1. Add modulators of specific signaling pathways and vehicle control into each well of 96-well microtiter plates containing ES cells at various time points such as day 0, day 1, day 2, day 3 and day 4, etc. Half of wells in each 96-well plate (48 wells) are used for each starting time point of treatment.
2. Wash out the modulators by changing EB media for every 48 wells at different stopping time points.
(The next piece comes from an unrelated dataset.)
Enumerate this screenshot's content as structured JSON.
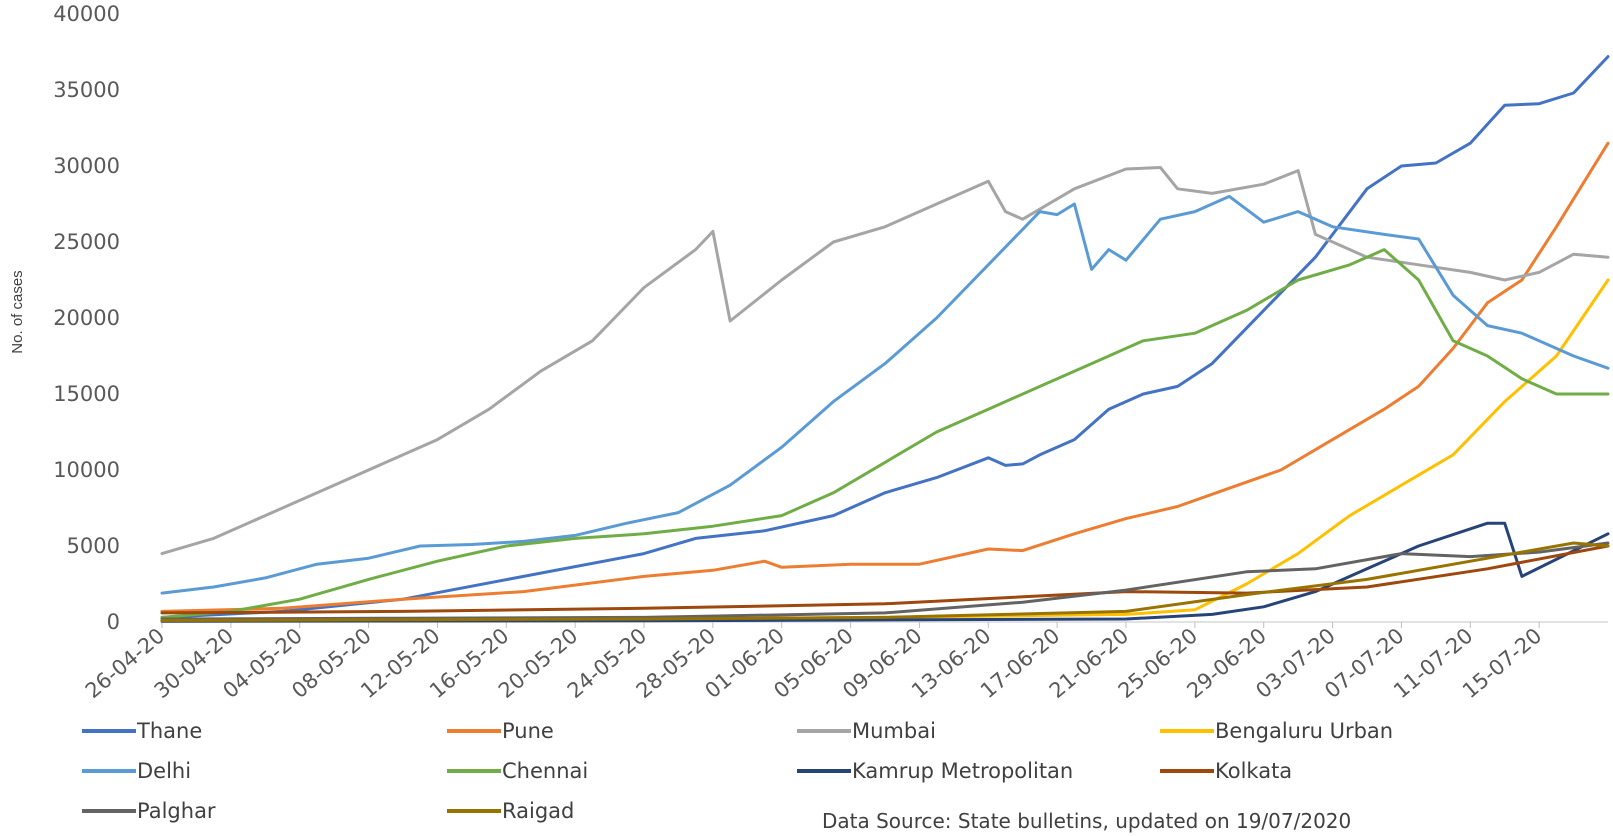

For example, to get two day treatment for ES cells starting from day 0, wash out modulators at day 2. For any treatment longer than 48 hours, change EB media supplemented with fresh modulators every two days until the desired stop time points.
3. Examine EB contraction under a microscope after day 7. Score the wells with contracting EBs as positive ones to get percentages of contracting EBs for each different treatment time courses.
4. The critical time points for ES cardiogenesis are the time frames in which contained the highest percentage of contracting EBs treated by signaling modulators when compared to the vehicle control.
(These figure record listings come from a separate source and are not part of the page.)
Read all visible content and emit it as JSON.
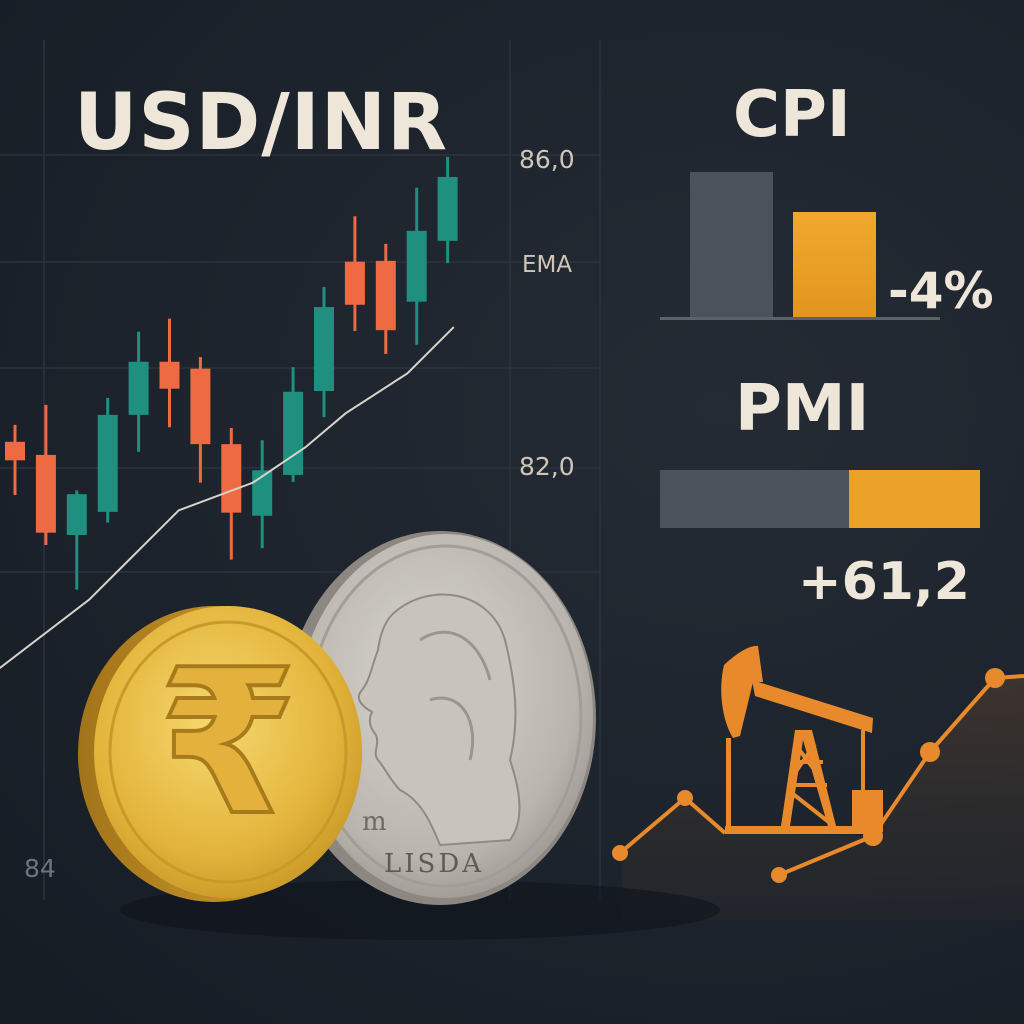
{
  "usdinr": {
    "title": "USD/INR",
    "y_labels": [
      "86,0",
      "EMA",
      "82,0"
    ],
    "bottom_label": "84",
    "colors": {
      "up": "#1f8f80",
      "down": "#ee6a43",
      "ema": "#d8d4cc"
    },
    "chart_data": {
      "type": "candlestick",
      "ylim": [
        79.4,
        86.0
      ],
      "candles": [
        {
          "open": 82.34,
          "high": 82.56,
          "low": 81.65,
          "close": 82.1
        },
        {
          "open": 82.17,
          "high": 82.82,
          "low": 81.0,
          "close": 81.16
        },
        {
          "open": 81.13,
          "high": 81.71,
          "low": 80.42,
          "close": 81.66
        },
        {
          "open": 81.43,
          "high": 82.91,
          "low": 81.29,
          "close": 82.69
        },
        {
          "open": 82.69,
          "high": 83.77,
          "low": 82.21,
          "close": 83.38
        },
        {
          "open": 83.38,
          "high": 83.94,
          "low": 82.53,
          "close": 83.03
        },
        {
          "open": 83.29,
          "high": 83.44,
          "low": 81.81,
          "close": 82.31
        },
        {
          "open": 82.31,
          "high": 82.52,
          "low": 80.81,
          "close": 81.42
        },
        {
          "open": 81.38,
          "high": 82.36,
          "low": 80.96,
          "close": 81.97
        },
        {
          "open": 81.91,
          "high": 83.31,
          "low": 81.82,
          "close": 82.99
        },
        {
          "open": 83.0,
          "high": 84.35,
          "low": 82.66,
          "close": 84.09
        },
        {
          "open": 84.68,
          "high": 85.27,
          "low": 83.78,
          "close": 84.12
        },
        {
          "open": 84.69,
          "high": 84.91,
          "low": 83.48,
          "close": 83.79
        },
        {
          "open": 84.16,
          "high": 85.64,
          "low": 83.6,
          "close": 85.08
        },
        {
          "open": 84.95,
          "high": 86.04,
          "low": 84.66,
          "close": 85.78
        }
      ],
      "ema": [
        [
          0.5,
          79.4
        ],
        [
          3.4,
          80.29
        ],
        [
          6.3,
          81.45
        ],
        [
          8.7,
          81.81
        ],
        [
          10.4,
          82.27
        ],
        [
          11.7,
          82.71
        ],
        [
          13.7,
          83.23
        ],
        [
          15.2,
          83.83
        ]
      ]
    }
  },
  "cpi": {
    "title": "CPI",
    "change": "-4%",
    "chart_data": {
      "type": "bar",
      "values": [
        146,
        106
      ],
      "colors": [
        "#4a525c",
        "#eca22a"
      ]
    }
  },
  "pmi": {
    "title": "PMI",
    "value": "+61,2",
    "bar_fill_fraction": 0.59,
    "colors": {
      "track": "#4a525c",
      "accent": "#eca22a"
    }
  },
  "oil": {
    "icon": "oil-pump-icon",
    "color": "#e88a2c",
    "chart_data": {
      "type": "line",
      "points": [
        [
          0,
          1.0
        ],
        [
          1,
          1.8
        ],
        [
          2,
          0.3
        ],
        [
          3,
          1.0
        ],
        [
          4,
          2.3
        ],
        [
          5,
          3.4
        ],
        [
          6,
          3.4
        ]
      ]
    }
  },
  "coins": {
    "rupee_symbol": "₹",
    "usd_coin_text": "LISDA",
    "usd_coin_small": "m"
  }
}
3. Verification of time windows of signaling for cardiogenesis in EBs made from hanging droplets

1. Prepare Petri dishes by adding with 3-4 ml of PBS to prevent evaporation.
2. Follow steps 1.1 ˜ 1.5 to prepare ES cells at 2.5x10⁴ cells / ml final cell density.
3. Pour cell mixture into bacterial dish for easy access. Using multichannel pipette, add 20 μl drops (containing about 500 cells) onto inverted lids. Do not allow the individual droplets to touch. Generally one lid can fit up to 80 drops. Flip the lid back over the dish containing PBS. Incubate for 24 hr or 48 hours to allow EB formation in an incubator.
4. Wash down EB formed from hanging droplets from each lid with 3 ml of EB media and pool 2 lids of EBs to a new Petri dish. Add EB media to a total volume of 10ml.
5. Transfer EBs in suspension onto 0.2% gelatin coated 6-well plates at day 4. In general 30 EBs are transferred to each well. Add EB media to get the 2 ml final volume for each well.
6. Incubate signaling modulators at the time period identified from 96-well plate experiments.
7. Observe the EB contraction under microscope after day 7 and cardiogenesis may be further characterized by RT-PCR, immunostaining and others, if necessary.

Discussion

The hanging drop method has been the conventional method used for EB formation and in vitro differentiation. However, it is laborious and limits experimental flexibility due to logistical concerns. By the same token, results are also more difficult to validate as the skill of the experimenter is crucial to successful EB formation and manipulation as hanging drops. A simpler method is to form EBs in a round-bottomed 96-well plate as a single-step process. This format allows in vitro differentiation to be standardized and can accommodate more experimental conditions due to the ease of EB formation and downstream manipulation (e.g. modulator addition or removal). Furthermore, the 96-well plate format can be optimized to be an efficient screening tool in mouse ES cells.

Materials

Mouse CGR8 cells are mainly used.

ES medium: GMEM media supplemented with 10% heat-inactivated FBS, 2 mM L-glutamine, 0.05 mM 2-mercapt–thanol, and 200 U/ml murine LIF.

EB medium: Prepare IMDM media with 20% heat-inactivated FBS, 1.6 mM L-glutamine, 0.08 mM 2-mercapt–thanol, and 1X MEM Non-essential amino acid solution.